Slain YY official was a moderate
BELGRADE, May 15, 2000 -- (Reuters) A Yugoslav provincial governor murdered over the weekend was a moderate member of President Slobodan Milosevic's Socialist party willing to cooperate with political foes, an opposition leader said on Sunday.
"There is no doubt that Bosko Perosevic belonged to the so-called soft wing of the Socialist Party. He was tolerant, educated and ready for cooperation," Zarko Jokanovic, top official of the opposition New Democracy party, told Reuters.
Perosevic, head of the Vojvodina provincial government, was shot in the head by a lone gunman while touring a farm fair in Novi Sad, capital of the northern province, on Saturday.
His death was the latest in a series of high-profile killings in the isolated Balkan country, including Defense Minister Pavle Bulatovic in February and the deputy interior minister in 1997. Both are still unsolved.
"Due to his tolerance, Perosevic was probably not popular with Socialist hard-liners and their coalition partners in the Yugoslav Left," Jokanovic said. The neo-communist Yugoslav Left is run by Milosevic's wife, Mira Markovic.
Jokanovic said Serbian Interior Minister Vlajko Stojiljkovic "should finally resign if he didn't do that after all the other killings." Jokanovic was referring to up to 500 mostly unsolved murders of politicians, businessmen and underworld figures over the past decade in Serbia.
On Saturday, the Socialist Party called Perosevic's murder a terrorist act and accused the opposition of responsibility.
"Traitors and gangs of criminals, among them (opposition movement) Otpor and some others, have resorted to terrorism on orders from their foreign and local mentors," a party statement said.

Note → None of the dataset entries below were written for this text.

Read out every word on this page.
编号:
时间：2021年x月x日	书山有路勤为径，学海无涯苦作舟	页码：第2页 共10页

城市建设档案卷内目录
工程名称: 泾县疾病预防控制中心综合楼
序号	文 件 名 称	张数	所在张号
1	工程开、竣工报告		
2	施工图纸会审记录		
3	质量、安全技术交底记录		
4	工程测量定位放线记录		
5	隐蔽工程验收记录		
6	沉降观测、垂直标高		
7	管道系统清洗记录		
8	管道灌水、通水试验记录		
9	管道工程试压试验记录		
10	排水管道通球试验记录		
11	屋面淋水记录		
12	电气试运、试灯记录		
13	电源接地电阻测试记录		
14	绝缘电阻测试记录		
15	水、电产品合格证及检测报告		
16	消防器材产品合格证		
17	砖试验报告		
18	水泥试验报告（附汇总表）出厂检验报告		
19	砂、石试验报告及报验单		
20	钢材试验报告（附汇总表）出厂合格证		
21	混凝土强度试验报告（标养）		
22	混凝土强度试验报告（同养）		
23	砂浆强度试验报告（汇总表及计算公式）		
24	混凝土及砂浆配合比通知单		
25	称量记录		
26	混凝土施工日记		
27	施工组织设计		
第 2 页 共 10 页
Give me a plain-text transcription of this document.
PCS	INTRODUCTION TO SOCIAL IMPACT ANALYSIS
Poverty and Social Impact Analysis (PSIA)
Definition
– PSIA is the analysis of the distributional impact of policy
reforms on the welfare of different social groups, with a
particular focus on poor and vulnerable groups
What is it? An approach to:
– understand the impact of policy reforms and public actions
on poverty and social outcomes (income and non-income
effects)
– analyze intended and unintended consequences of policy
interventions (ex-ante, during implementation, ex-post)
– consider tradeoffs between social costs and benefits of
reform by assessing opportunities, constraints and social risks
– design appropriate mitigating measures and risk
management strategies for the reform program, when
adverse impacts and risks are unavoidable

In contrast with most previous murders, Perosevic's killer was arrested on the spot and identified as Milivoje Gutovic, born in 1950. Police did not give further information.
Belgrade media said on Sunday Gutovic had been a member of the Novi Sad fair security for 20 years and his colleagues described him as someone who did not make trouble but did "appear lost from time to time".
Local media quoted neighbors of Gutovic as saying he was considered a volatile man with a neurotic history. Several deaths in his family were reported over the past six months.